For the students, the minor is much more than its courses. It includes opportunities to attend various colloquia and symposia, join independent reading groups, participate in dinner discussions and hear from current thought leaders on topics ranging from public schools and climate change to equality and privacy. According to Sayre-McCord, it’s opportunities like these that set Carolina’s PPE program apart.

“In my opinion, Carolina’s PPE program is among the nation’s best because not only do we bring together some of the world’s authorities in each discipline to move scholarship forward, we create an environment for students to thrive and then support them in defining their career paths through internships, assistantships and fellowships,” he said. “It’s more than an interdisciplinary minor, PPE is a formula for developing critical thought that helps form a solid foundation for students in any career they pursue.”

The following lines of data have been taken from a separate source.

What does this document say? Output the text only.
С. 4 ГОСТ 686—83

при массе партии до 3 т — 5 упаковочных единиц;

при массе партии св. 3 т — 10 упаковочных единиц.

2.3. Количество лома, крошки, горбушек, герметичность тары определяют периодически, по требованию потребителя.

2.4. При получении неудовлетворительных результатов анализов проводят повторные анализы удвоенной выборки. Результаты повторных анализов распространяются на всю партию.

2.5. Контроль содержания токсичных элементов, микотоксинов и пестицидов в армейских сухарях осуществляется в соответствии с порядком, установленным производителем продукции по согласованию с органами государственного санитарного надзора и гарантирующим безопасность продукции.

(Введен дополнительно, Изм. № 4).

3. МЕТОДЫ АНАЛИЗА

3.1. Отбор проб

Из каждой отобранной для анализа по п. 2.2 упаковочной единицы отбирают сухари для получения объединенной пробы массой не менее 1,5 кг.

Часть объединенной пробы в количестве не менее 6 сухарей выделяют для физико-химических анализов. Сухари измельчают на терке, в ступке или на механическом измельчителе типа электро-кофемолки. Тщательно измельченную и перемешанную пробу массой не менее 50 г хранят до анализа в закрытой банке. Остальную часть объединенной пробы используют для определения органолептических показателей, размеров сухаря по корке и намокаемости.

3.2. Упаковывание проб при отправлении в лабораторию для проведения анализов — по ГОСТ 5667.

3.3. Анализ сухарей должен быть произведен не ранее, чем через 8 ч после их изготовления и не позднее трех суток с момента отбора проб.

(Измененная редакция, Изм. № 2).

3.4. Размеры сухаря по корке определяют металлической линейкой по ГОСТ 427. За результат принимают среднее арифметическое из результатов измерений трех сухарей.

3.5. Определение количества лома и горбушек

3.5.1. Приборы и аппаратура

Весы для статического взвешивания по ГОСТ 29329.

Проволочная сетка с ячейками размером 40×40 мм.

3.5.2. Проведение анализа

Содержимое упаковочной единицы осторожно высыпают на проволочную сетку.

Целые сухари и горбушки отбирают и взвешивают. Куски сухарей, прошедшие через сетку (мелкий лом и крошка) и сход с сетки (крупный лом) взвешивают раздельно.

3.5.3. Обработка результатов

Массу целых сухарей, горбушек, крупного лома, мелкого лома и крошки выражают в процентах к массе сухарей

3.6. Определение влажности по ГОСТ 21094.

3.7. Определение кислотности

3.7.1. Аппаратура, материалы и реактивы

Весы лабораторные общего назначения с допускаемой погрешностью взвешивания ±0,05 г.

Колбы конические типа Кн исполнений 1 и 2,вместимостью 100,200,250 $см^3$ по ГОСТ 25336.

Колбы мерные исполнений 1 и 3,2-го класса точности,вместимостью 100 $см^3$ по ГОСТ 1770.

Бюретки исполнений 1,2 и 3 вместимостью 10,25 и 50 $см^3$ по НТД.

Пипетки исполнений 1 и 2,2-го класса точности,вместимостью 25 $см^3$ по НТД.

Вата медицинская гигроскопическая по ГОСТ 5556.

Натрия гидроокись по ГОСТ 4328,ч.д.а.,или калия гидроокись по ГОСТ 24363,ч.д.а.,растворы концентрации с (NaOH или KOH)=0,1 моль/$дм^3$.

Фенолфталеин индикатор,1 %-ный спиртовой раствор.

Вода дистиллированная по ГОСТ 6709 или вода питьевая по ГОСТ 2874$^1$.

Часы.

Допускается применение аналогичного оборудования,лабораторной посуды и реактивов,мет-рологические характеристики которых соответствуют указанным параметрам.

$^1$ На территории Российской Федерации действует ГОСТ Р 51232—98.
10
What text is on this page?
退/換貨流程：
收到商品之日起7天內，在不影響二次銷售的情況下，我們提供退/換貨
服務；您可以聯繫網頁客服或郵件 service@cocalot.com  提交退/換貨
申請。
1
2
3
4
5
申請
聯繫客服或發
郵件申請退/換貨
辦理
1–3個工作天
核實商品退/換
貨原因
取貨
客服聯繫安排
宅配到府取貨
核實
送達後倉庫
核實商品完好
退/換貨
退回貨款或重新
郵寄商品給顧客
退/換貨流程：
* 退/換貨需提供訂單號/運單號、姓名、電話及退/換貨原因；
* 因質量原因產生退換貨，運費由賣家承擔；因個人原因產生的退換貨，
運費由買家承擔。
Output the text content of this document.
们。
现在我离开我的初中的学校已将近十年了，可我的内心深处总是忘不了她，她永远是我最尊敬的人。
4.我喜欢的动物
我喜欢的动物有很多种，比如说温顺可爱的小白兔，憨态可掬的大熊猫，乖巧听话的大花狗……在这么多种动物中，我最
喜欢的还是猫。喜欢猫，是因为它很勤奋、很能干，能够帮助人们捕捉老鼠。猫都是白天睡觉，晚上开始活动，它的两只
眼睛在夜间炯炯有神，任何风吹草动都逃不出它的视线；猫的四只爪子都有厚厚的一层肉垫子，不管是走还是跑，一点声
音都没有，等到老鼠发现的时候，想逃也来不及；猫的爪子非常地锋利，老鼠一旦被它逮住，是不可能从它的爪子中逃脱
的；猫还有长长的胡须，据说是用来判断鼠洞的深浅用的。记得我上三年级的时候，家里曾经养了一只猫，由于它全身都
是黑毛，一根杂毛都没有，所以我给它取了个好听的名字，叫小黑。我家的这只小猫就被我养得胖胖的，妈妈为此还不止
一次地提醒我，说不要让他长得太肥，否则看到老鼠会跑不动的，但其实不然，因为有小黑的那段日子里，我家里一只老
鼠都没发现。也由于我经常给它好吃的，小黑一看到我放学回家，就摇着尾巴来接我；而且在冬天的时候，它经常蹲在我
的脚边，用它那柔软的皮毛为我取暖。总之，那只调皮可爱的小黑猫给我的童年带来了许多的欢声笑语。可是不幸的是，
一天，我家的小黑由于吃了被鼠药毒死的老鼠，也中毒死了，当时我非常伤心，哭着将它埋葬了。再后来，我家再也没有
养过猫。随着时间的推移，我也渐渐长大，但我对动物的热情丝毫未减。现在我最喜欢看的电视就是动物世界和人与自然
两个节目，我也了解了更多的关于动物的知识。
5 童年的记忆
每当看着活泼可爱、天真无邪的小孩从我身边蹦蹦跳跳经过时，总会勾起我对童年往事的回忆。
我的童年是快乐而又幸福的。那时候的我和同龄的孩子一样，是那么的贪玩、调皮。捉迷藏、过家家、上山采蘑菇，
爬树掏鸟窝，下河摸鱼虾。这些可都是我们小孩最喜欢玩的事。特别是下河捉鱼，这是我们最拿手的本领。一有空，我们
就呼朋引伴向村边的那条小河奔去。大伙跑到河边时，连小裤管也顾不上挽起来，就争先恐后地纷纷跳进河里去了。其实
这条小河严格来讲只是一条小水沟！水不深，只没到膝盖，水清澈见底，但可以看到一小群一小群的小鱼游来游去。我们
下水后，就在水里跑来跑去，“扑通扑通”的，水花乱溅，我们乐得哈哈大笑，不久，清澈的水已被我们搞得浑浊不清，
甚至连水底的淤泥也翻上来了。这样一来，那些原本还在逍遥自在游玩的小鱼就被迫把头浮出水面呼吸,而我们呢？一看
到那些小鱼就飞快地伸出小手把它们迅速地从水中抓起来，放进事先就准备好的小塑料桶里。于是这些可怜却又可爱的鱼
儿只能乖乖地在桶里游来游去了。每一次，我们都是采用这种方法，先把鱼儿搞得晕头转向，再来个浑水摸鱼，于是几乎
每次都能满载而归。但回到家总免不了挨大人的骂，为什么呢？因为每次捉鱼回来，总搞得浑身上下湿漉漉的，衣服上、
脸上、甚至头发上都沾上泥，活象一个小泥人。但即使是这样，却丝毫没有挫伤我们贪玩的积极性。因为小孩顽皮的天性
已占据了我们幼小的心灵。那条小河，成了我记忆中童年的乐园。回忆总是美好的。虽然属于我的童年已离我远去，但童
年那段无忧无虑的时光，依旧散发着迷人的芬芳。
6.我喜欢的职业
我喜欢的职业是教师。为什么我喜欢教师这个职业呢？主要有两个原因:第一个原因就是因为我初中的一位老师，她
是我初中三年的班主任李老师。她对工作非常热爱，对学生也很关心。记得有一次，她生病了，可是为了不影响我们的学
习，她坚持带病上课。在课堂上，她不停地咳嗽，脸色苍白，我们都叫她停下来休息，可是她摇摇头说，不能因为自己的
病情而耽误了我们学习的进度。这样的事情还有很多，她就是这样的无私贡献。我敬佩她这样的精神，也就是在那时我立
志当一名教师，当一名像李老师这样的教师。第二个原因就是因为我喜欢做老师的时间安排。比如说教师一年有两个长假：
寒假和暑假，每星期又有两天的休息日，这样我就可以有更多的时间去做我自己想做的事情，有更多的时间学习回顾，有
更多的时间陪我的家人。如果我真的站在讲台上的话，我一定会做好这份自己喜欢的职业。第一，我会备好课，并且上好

For Brenee Goforth ’18, who also spoke at the Feb. 1 trustees meeting, the minor has been the topmost experience of her Carolina education. “PPE has brought me together with other students who want to tackle the difficult issues of our time and encouraged me to think in ways that a singular approach does not,” she said. “I’m more open to other perspectives, more confident talking about myself and issues I feel strongly about. I feel so much better prepared to pursue my goals, including law school, public service or perhaps public office.”

Goforth said that pursuing economics or political science in isolation didn’t provide everything she wanted. “PPE allowed me to delve deeply into real-world issues on multiple fronts and flip the script on the way we talk about challenging problems,” she said. “For example, when considering how to reduce incarceration rates among Black males, rather than just look at ways to rehabilitate, ask why the crime rate among that group is higher. Are there issues of neglect, abject poverty, lack of education, or even societal expectations? If they are expected to be criminals rather than college-bound students, for example, they are more likely to follow that path. Let’s develop a strategy to change that.”

Board of Trustees secretary William “Bill” Keyes, who has mentored PPE students as interns at D.C.-based Institute for Responsible Citizenship, which he established and directs, was excited at the prospect of creating a major in PPE.

“This is the most exciting presentation I have heard in my two-and-a-half years sitting on the board,” he said. “Not only are these students impressive, they are our future, and anything we can do to be involved in this, I want to see it grow.”